The letter asks Chevron's shareholders to consider various examples of what Amazon Watch calls Chevron management's failings in reference to the company's potential Ecuador liability:

  • Chevron has failed to disclose to the SEC that it is under a fraud investigation by the New York State Attorney General to determine if it is misleading shareholders about the Ecuador liability. In it own letter to shareholders filed last week with the SEC, Chevron omitted this critical fact. The New York statute used to investigation Chevron for fraud can potentially be used to bring both civil and criminal charges.
  • There is increasing evidence that Chevron's Board of Directors never adequately vetted its purchase in 2001 of Texaco for the environmental liability in Ecuador, even though it had been warned at its 2001 annual meeting – before the merger was approved – that it would face a large liability for Texaco's dumping of toxic waste.
  • Chevron's Board is shirking its fiduciary duties by failing to independently assess management's handling of the Ecuador matter, which could amount to the largest civil judgment in history. Not a single member of Chevron's Board has visited Ecuador to conduct a firsthand inspection of the damage and the court process and there is no evidence the Board has sought information independent of management – the same flawed information that prompted the Cuomo investigation.
  • Chevron's open letter to shareholders, dated May 20 and signed by corporate secretary Lydia Beebe, contains numerous assertions that are false, misleading, or incomplete.
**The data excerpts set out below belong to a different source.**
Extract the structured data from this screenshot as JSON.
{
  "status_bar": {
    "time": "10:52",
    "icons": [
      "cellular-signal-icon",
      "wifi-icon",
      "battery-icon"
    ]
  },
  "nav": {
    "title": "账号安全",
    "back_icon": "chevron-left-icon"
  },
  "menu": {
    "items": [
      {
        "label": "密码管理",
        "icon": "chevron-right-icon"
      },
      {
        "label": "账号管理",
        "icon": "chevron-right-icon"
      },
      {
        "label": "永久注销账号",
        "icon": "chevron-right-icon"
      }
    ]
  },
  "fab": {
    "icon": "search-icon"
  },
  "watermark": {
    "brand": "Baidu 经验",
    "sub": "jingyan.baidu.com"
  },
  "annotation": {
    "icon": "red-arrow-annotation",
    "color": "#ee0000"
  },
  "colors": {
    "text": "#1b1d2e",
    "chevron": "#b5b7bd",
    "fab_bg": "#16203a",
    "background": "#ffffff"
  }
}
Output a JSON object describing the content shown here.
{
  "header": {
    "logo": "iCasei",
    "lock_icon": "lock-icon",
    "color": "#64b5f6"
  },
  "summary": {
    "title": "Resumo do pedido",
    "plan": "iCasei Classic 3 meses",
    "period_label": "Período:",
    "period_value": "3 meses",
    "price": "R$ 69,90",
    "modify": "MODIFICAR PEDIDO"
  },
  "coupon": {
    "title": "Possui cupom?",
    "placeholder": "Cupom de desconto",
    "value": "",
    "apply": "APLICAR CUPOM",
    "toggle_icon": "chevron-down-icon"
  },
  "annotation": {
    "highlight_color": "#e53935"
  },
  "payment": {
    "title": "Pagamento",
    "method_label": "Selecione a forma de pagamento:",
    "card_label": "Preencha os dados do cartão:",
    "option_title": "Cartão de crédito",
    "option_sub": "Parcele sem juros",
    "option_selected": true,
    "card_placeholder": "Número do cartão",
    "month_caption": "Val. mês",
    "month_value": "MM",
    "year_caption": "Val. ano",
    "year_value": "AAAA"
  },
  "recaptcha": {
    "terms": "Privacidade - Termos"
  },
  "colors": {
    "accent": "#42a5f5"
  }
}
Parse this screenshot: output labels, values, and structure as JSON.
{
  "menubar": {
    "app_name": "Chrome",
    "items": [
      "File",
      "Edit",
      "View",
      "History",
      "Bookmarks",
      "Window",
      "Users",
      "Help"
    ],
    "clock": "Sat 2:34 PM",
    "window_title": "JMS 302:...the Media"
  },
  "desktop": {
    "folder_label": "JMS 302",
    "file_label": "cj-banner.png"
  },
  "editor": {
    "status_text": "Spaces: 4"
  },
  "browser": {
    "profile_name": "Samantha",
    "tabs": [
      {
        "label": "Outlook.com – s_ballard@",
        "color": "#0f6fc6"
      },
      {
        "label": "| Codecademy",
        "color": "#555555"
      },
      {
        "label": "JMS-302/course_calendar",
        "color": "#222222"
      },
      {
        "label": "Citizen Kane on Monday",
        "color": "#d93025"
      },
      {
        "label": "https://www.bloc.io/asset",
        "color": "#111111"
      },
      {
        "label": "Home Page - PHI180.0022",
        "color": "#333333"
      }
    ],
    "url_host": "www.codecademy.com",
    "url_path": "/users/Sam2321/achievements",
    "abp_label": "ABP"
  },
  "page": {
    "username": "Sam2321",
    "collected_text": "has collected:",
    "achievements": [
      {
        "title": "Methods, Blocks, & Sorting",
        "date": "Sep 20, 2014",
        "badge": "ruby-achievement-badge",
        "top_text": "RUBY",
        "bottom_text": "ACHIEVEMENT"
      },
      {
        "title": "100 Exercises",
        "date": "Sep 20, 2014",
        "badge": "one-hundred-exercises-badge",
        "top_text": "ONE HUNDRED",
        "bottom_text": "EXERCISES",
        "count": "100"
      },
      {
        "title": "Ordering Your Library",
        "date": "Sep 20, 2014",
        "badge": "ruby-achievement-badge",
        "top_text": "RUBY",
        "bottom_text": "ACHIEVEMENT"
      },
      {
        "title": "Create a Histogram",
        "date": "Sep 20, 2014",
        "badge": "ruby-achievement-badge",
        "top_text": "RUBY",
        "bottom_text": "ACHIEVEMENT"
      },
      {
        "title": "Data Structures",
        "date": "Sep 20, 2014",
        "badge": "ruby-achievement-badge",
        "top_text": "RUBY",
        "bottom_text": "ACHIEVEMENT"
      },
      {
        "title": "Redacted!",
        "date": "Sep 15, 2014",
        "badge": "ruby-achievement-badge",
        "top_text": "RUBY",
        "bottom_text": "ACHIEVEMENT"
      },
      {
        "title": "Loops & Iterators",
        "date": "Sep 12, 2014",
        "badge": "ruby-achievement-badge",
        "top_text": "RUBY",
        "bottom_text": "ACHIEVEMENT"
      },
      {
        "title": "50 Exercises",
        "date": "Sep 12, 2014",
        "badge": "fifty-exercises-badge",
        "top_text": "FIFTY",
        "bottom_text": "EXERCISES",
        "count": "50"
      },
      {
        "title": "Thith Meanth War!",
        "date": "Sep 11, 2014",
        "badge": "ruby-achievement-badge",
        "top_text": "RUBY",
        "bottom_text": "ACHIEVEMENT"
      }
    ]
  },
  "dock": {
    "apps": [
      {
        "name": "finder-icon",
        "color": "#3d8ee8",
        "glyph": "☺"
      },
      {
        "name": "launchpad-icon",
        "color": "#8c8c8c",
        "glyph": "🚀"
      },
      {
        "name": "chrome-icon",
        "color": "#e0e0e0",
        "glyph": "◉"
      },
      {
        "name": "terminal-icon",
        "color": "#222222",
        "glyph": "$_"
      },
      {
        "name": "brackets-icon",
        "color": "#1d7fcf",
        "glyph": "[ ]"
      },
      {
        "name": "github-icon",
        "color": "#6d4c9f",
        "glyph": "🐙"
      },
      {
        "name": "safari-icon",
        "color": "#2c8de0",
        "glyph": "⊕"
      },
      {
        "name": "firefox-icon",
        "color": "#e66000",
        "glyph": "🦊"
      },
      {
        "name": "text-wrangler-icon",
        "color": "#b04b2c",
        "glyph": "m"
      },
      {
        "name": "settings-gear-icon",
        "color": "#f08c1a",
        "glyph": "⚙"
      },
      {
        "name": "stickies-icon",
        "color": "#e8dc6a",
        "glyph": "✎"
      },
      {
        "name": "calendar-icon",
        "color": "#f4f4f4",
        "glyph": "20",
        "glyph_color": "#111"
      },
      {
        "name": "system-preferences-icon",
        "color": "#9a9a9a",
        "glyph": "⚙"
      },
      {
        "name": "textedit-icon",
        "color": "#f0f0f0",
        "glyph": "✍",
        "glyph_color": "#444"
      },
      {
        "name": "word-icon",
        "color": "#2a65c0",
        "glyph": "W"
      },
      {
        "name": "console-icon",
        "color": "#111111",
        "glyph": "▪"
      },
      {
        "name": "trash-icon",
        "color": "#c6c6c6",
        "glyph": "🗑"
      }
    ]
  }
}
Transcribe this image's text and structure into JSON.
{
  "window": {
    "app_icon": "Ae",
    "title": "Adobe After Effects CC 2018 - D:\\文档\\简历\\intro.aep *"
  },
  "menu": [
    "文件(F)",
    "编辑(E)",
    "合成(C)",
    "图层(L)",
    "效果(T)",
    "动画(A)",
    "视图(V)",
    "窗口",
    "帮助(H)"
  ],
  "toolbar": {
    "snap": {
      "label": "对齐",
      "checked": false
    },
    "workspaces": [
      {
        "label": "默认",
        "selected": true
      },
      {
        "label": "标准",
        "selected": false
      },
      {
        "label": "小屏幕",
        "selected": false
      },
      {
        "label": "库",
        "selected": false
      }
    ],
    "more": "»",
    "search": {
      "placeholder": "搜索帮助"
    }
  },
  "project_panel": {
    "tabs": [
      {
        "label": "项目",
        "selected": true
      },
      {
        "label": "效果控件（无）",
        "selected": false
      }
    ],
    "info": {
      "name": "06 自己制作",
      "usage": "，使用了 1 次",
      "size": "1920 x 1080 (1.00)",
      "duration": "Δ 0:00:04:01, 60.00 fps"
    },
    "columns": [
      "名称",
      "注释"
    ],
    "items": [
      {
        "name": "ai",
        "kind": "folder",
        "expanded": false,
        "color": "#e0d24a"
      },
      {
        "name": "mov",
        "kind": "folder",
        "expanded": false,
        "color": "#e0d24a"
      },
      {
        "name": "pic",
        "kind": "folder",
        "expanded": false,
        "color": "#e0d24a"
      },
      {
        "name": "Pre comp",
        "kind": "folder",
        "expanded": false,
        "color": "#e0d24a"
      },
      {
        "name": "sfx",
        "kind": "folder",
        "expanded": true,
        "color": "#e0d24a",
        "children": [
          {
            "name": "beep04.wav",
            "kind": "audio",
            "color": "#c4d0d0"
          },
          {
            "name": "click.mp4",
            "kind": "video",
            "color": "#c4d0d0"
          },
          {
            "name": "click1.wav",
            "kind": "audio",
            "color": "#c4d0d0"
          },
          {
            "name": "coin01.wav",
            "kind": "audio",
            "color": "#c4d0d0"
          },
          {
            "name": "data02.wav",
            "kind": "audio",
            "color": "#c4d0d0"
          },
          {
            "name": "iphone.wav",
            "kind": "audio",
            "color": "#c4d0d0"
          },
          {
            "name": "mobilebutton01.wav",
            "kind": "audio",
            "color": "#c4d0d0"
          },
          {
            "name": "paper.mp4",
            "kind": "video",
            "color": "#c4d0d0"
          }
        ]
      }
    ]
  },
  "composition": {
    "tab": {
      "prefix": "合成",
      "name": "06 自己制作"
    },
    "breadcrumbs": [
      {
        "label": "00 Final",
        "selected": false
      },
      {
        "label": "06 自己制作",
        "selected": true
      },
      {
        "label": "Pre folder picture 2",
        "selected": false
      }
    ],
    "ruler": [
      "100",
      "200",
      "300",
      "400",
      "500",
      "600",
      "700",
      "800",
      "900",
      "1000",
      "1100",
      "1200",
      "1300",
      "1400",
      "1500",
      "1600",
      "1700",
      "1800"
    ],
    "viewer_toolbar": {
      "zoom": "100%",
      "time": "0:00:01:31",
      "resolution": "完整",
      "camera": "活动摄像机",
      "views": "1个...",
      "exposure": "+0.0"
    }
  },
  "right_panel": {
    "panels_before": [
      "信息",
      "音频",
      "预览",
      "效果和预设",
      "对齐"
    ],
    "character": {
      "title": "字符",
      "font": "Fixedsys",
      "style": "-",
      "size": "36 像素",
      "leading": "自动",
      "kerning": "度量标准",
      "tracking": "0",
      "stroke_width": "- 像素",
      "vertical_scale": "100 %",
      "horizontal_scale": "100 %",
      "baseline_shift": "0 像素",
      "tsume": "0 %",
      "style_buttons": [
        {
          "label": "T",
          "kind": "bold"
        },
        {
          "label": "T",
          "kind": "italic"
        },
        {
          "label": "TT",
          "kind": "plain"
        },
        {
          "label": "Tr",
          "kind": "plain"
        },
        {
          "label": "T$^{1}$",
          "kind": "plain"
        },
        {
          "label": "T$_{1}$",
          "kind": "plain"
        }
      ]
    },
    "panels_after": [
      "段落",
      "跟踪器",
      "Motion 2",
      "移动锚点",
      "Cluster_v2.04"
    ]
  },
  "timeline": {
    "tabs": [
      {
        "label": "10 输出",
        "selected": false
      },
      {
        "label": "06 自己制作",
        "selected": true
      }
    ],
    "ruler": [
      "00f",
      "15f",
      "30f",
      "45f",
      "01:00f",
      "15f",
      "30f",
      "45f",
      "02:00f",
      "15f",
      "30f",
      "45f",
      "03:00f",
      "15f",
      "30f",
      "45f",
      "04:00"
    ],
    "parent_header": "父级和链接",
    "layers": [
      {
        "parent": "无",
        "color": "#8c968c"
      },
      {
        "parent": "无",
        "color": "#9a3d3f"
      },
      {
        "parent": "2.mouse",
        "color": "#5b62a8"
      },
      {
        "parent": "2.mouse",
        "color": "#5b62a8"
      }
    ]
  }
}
"It is becoming increasingly evident that Chevron's Board is asleep at the switch," said Kevin Koenig, who is on the Amazon Watch staff in Ecuador. "There is no evidence at all they have done anything meaningful to challenge company management over what is clearly a gathering storm called Ecuador."

Koenig cited as an example the fact that former Senator Sam Nunn, who heads the Chevron Board's policy committee, refused to meet with several shareholders who had toured the Ecuador disaster.

The Amazon Watch letter urged shareholders to vote for a resolution that would require management to assess Chevron's compliance with the environmental laws in countries where it operates. The resolution, sponsored by several large public pension funds, stems from Texaco's clear failure to comply with Ecuador's environmental laws when it operated in that country, said Koenig.

An independent, court-appointed team of experts assessed damages at up to $27 billion. The total includes approximately $9 billion to cover an estimated 1,401 deaths from cancer related to oil contamination, according to the experts.

Chevron has vowed to appeal any adverse judgment, while representatives of the Amazon communities have said they intend to seek enforcement of any court decision on damages immediately given Chevron's abuse of various laws and court proceedings in an effort to delay the trial. The letter emphasizes that any court judgment in Ecuador against Chevron will be enforceable in countries where the company has assets.

The legal case was filed in 1993 in U.S. federal court and transferred to Ecuador at Chevron's request. The company at the time filed 14 expert affidavits praising Ecuador's courts as fair and adequate, although in recent months – as the evidence turned against it – Chevron began to attack the court process as biased.

Evidence at trial demonstrates that 100% of Texaco's former oil production sites in Ecuador are highly contaminated with cancer-causing toxins, according to a team of independent experts appointed by the court to assess damages.